Keine «Pflästerli» mehr?

Die Masterplanung für den Schulraum Wettingen 2040 wird nun umgesetzt. An der Informationsveranstaltung im Tägerhard am Montagabend informierte der Gemeinderat.
Viele Menschen drängten sich ins Tägerhard für die Information zum Schulraum Wettingen 2040. Nachdem die Bläserklasse Margeläcker ihr Können zum Besten gab, begrüsste Gemeindeammann Markus Haas (FDP) das Publikum. «Wir müssen in bestehende Standorte investieren und für kommende Generationen planen und bauen.»
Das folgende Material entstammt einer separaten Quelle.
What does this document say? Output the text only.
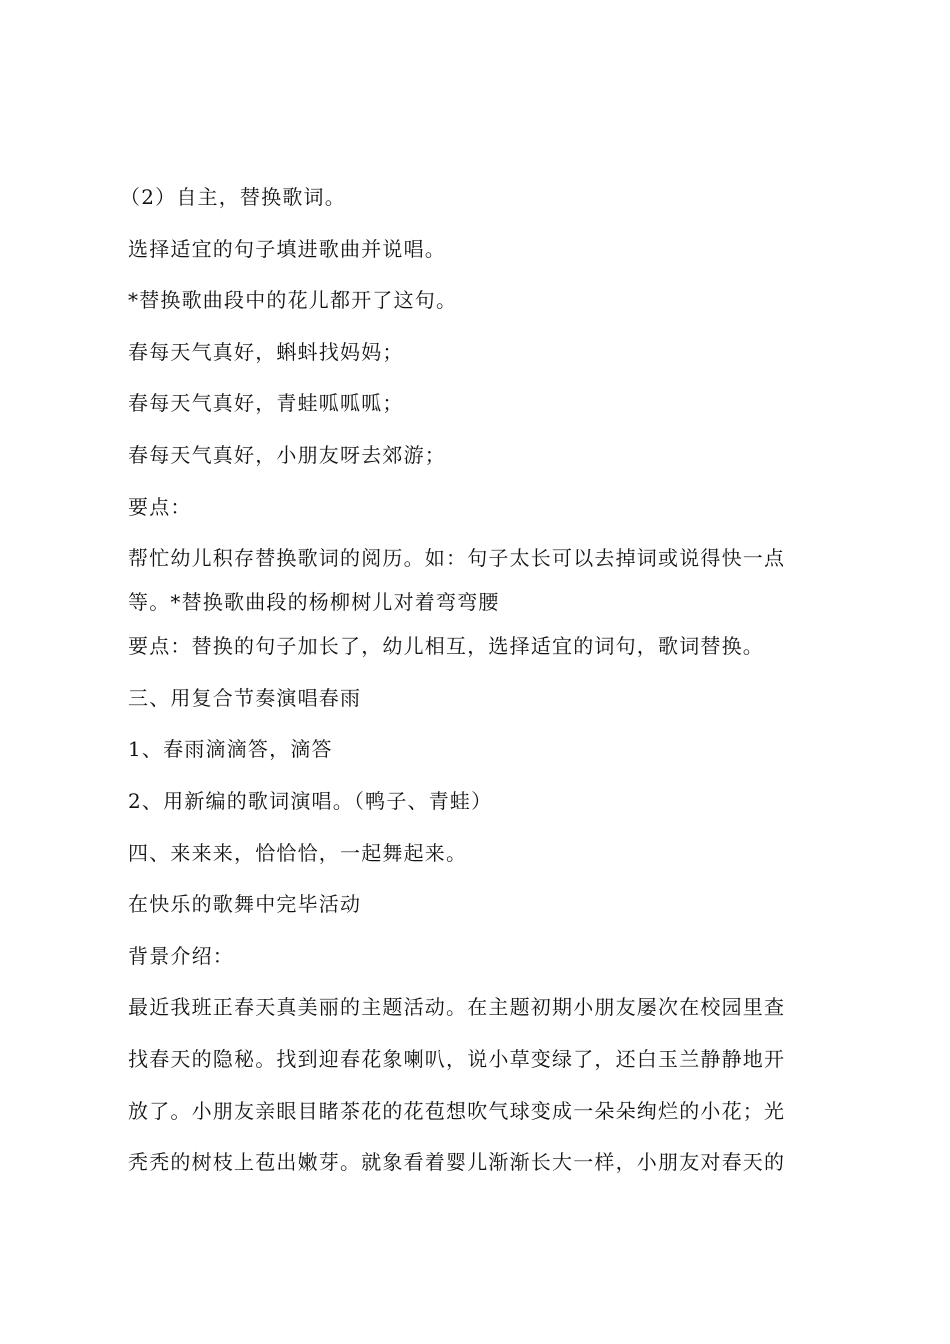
（2）自主，替换歌词。
选择适宜的句子填进歌曲并说唱。
*替换歌曲段中的花儿都开了这句。
春每天气真好，蝌蚪找妈妈；
春每天气真好，青蛙呱呱呱；
春每天气真好，小朋友呀去郊游；
要点：
帮忙幼儿积存替换歌词的阅历。如：句子太长可以去掉词或说得快一点
等。*替换歌曲段的杨柳树儿对着弯弯腰
要点：替换的句子加长了，幼儿相互，选择适宜的词句，歌词替换。
三、用复合节奏演唱春雨
1、春雨滴滴答，滴答
2、用新编的歌词演唱。（鸭子、青蛙）
四、来来来，恰恰恰，一起舞起来。
在快乐的歌舞中完毕活动
背景介绍：
最近我班正春天真美丽的主题活动。在主题初期小朋友屡次在校园里查
找春天的隐秘。找到迎春花象喇叭，说小草变绿了，还白玉兰静静地开
放了。小朋友亲眼目睹茶花的花苞想吹气球变成一朵朵绚烂的小花；光
秃秃的树枝上苞出嫩芽。就象看着婴儿渐渐长大一样，小朋友对春天的
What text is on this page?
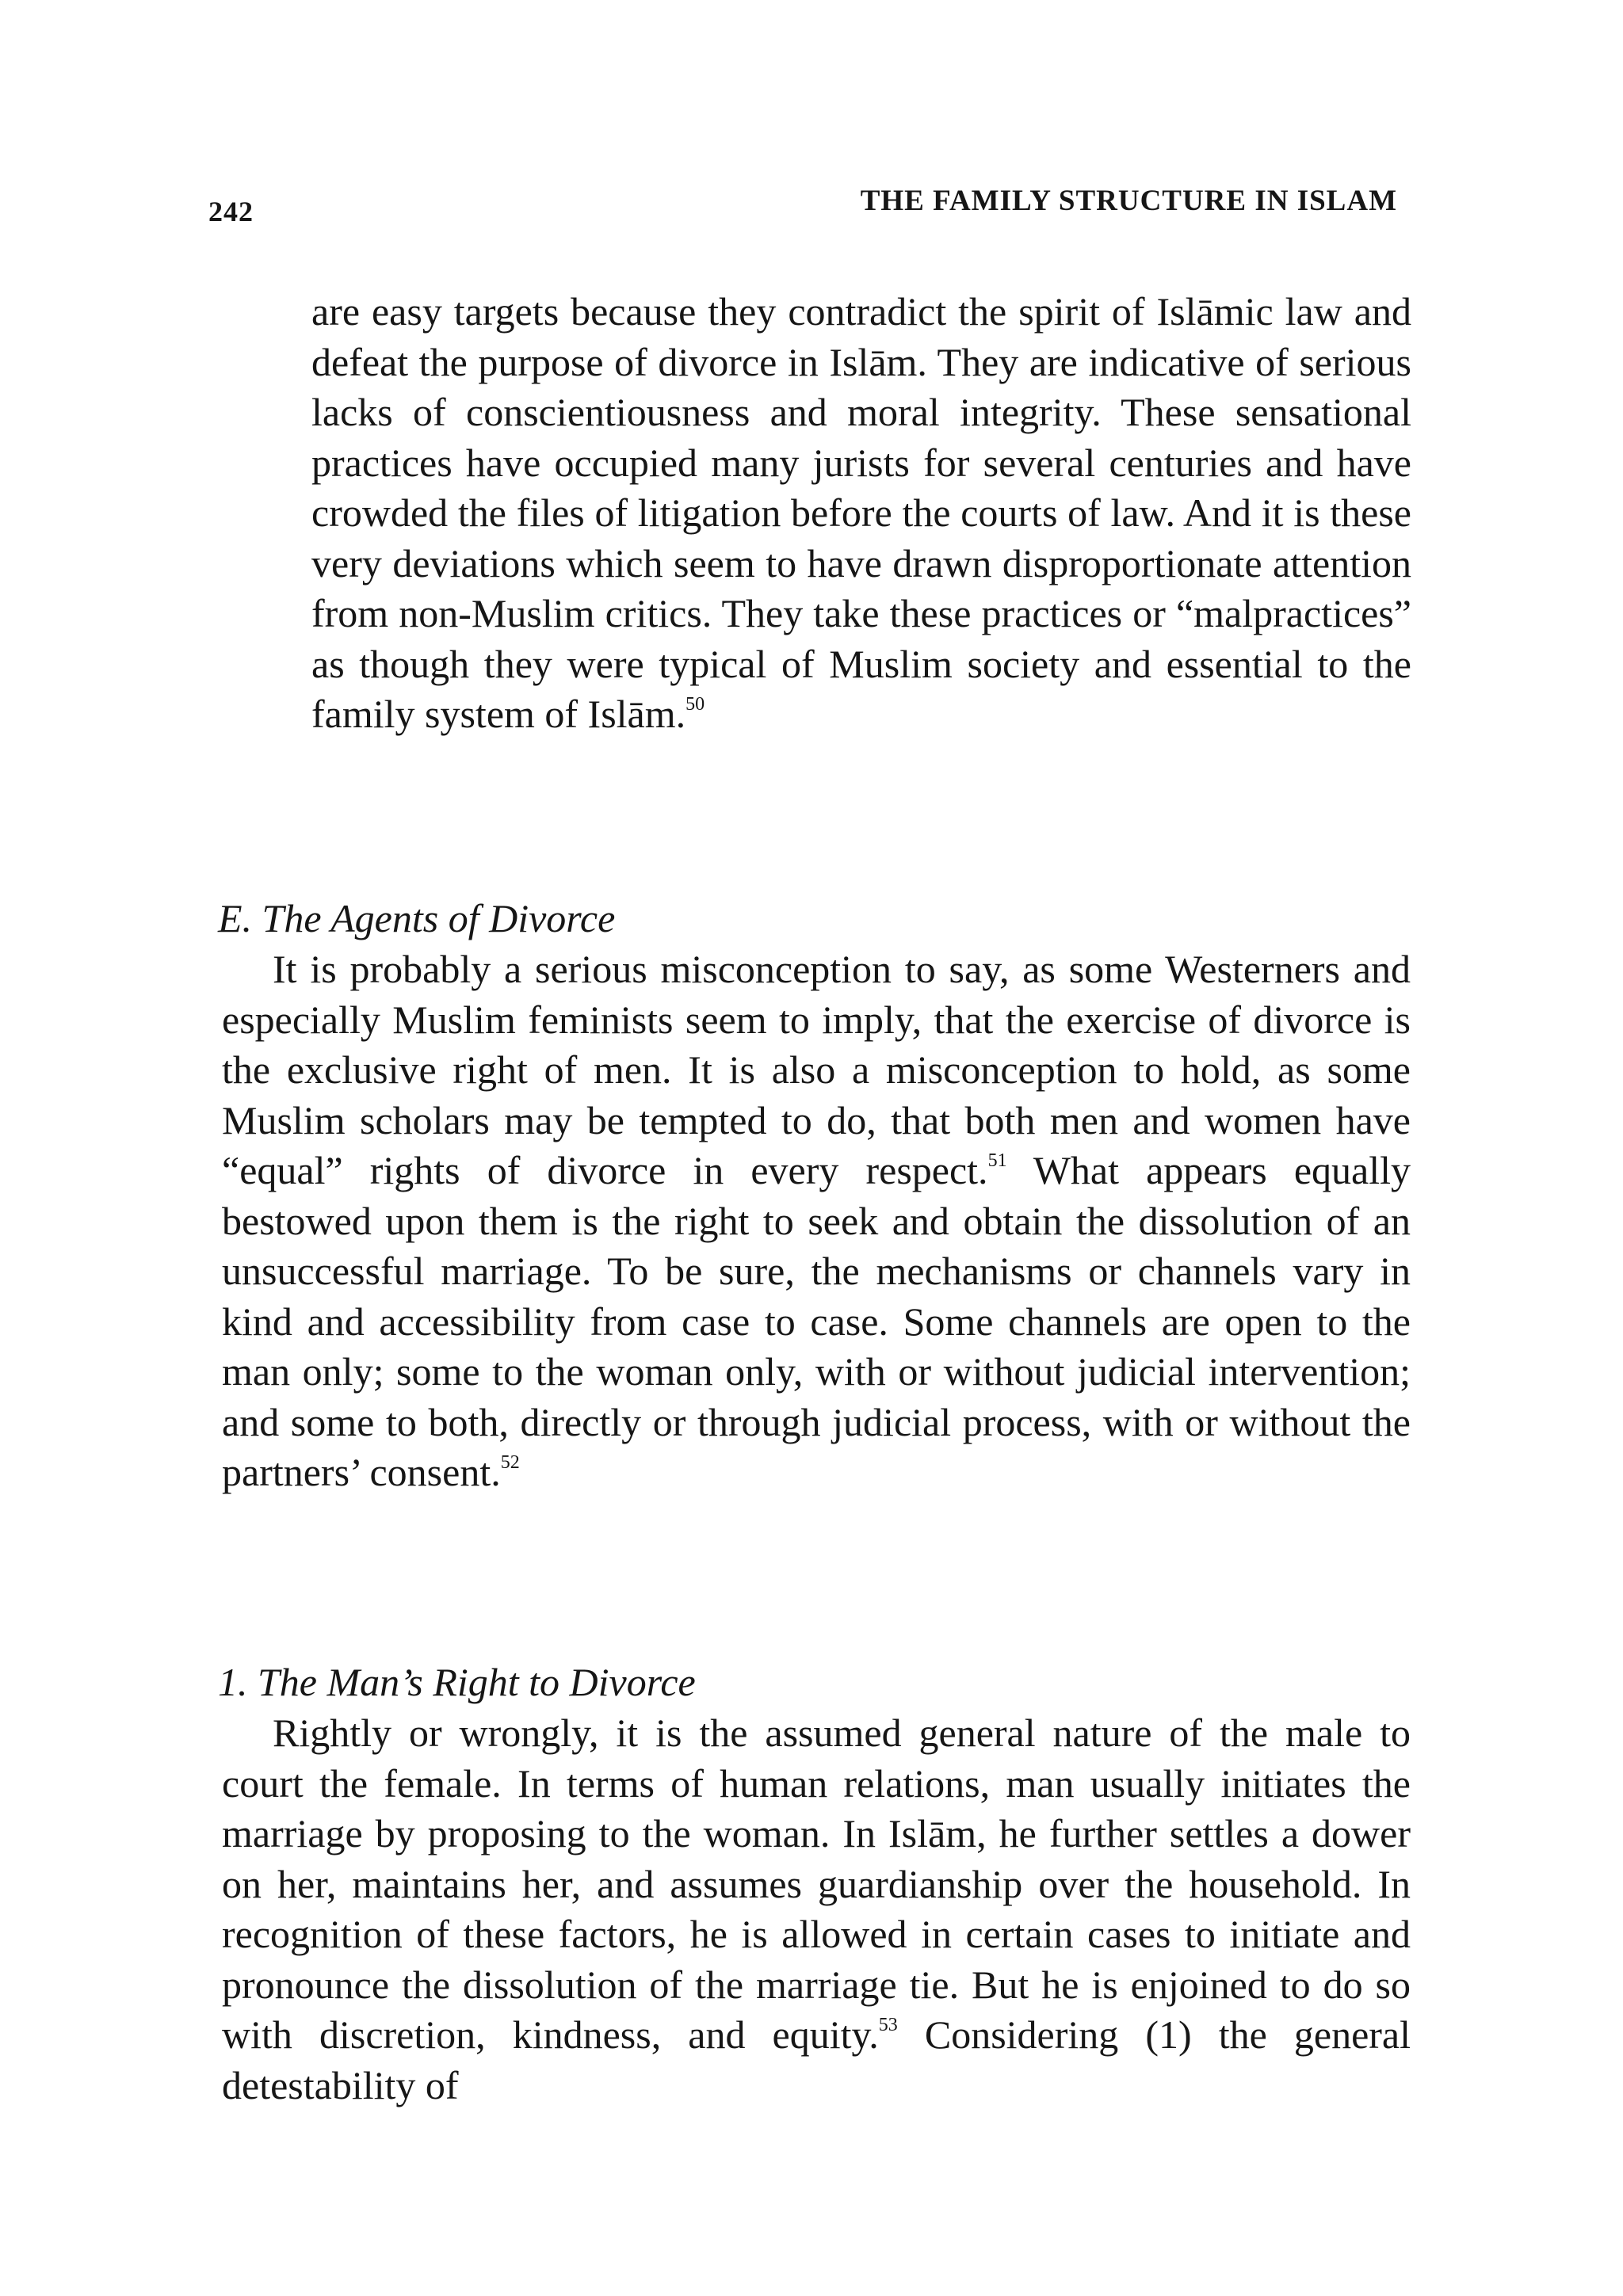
242	THE FAMILY STRUCTURE IN ISLAM

are easy targets because they contradict the spirit of Islāmic law and defeat the purpose of divorce in Islām. They are indicative of serious lacks of conscientiousness and moral integrity. These sensational practices have occupied many jurists for several centuries and have crowded the files of litigation before the courts of law. And it is these very deviations which seem to have drawn disproportionate attention from non-Muslim critics. They take these practices or “malpractices” as though they were typical of Muslim society and essential to the family system of Islām.$^{50}$

E. The Agents of Divorce

It is probably a serious misconception to say, as some Westerners and especially Muslim feminists seem to imply, that the exercise of divorce is the exclusive right of men. It is also a misconception to hold, as some Muslim scholars may be tempted to do, that both men and women have “equal” rights of divorce in every respect.$^{51}$ What appears equally bestowed upon them is the right to seek and obtain the dissolution of an unsuccessful marriage. To be sure, the mechanisms or channels vary in kind and accessibility from case to case. Some channels are open to the man only; some to the woman only, with or without judicial intervention; and some to both, directly or through judicial process, with or without the partners’ consent.$^{52}$

1. The Man’s Right to Divorce

Rightly or wrongly, it is the assumed general nature of the male to court the female. In terms of human relations, man usually initiates the marriage by proposing to the woman. In Islām, he further settles a dower on her, maintains her, and assumes guardianship over the household. In recognition of these factors, he is allowed in certain cases to initiate and pronounce the dissolution of the marriage tie. But he is enjoined to do so with discretion, kindness, and equity.$^{53}$ Considering (1) the general detestability of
Jlko Müller, Leiter Bau und Planung, stellte die vier Puzzleteile vor, die nacheinander ausgeführt werden müssen, um die Schulraumplanung 2040 zu einem Erfolg zu führen. So ist geplant, als Erstes die Schulanlage Altenburg zu erweitern. Künftig soll es hier 18 Primarschulklassen geben. Man rechnet mit vielen Kindern aus den Überbauungen Klosterbrühl und Bahnhofareal. Kostenpunkt: rund 14 Millionen Franken. Der Einwohnerrat berät am 10. Dezember 2026 über den Baukredit, die Volksabstimmung dazu findet am 28. Februar 2027 statt.
Das zweite Puzzleteil gilt der Realisierung der Schullandschaft Margeläcker auf der Zentrumswiese. Künftig sollen hier 12 Primarschulklassen und 47 Klassen der Oberstufe unterrichtet werden. Der Einwohnerrat berät in seiner Märzsitzung über den Projektierungskredit. Danach wird – so die Planung – die Bezirksschule zum neuen Primarschulstandort Zentrum umgewandelt. Und danach wird die Schullandschaft Dorf umgebaut.
Bezirksschulleiterin ist begeistert
Im Podiumsgespräch mit Akteuren aus Politik, Schule und Architektur, wurde klar, welche Visionen man verfolgt. Für Judith Zimmermann, Leiterin der Bezirksschule, ist das Vorhaben Schullandschaft Margel-äcker ein guter Plan. «Ich finde es unglaublich, was gemacht wurde.» Ihr Wunsch: die Arbeitsplatzqualität steigern, damit die Kinder profitieren können. Für Einwohnerrat Markus Zoller (Mitte) ist klar, dass man lange genug «gepflästerlet» und sich mit Provisorien beholfen habe. Und Grossrat Alain Burger (SP) meinte: «Schulen machen Gemeinden attraktiv – auch für Vereine. Es ist auch ein Kampf um Fachkräfte im Gang, denen muss man etwas bieten.»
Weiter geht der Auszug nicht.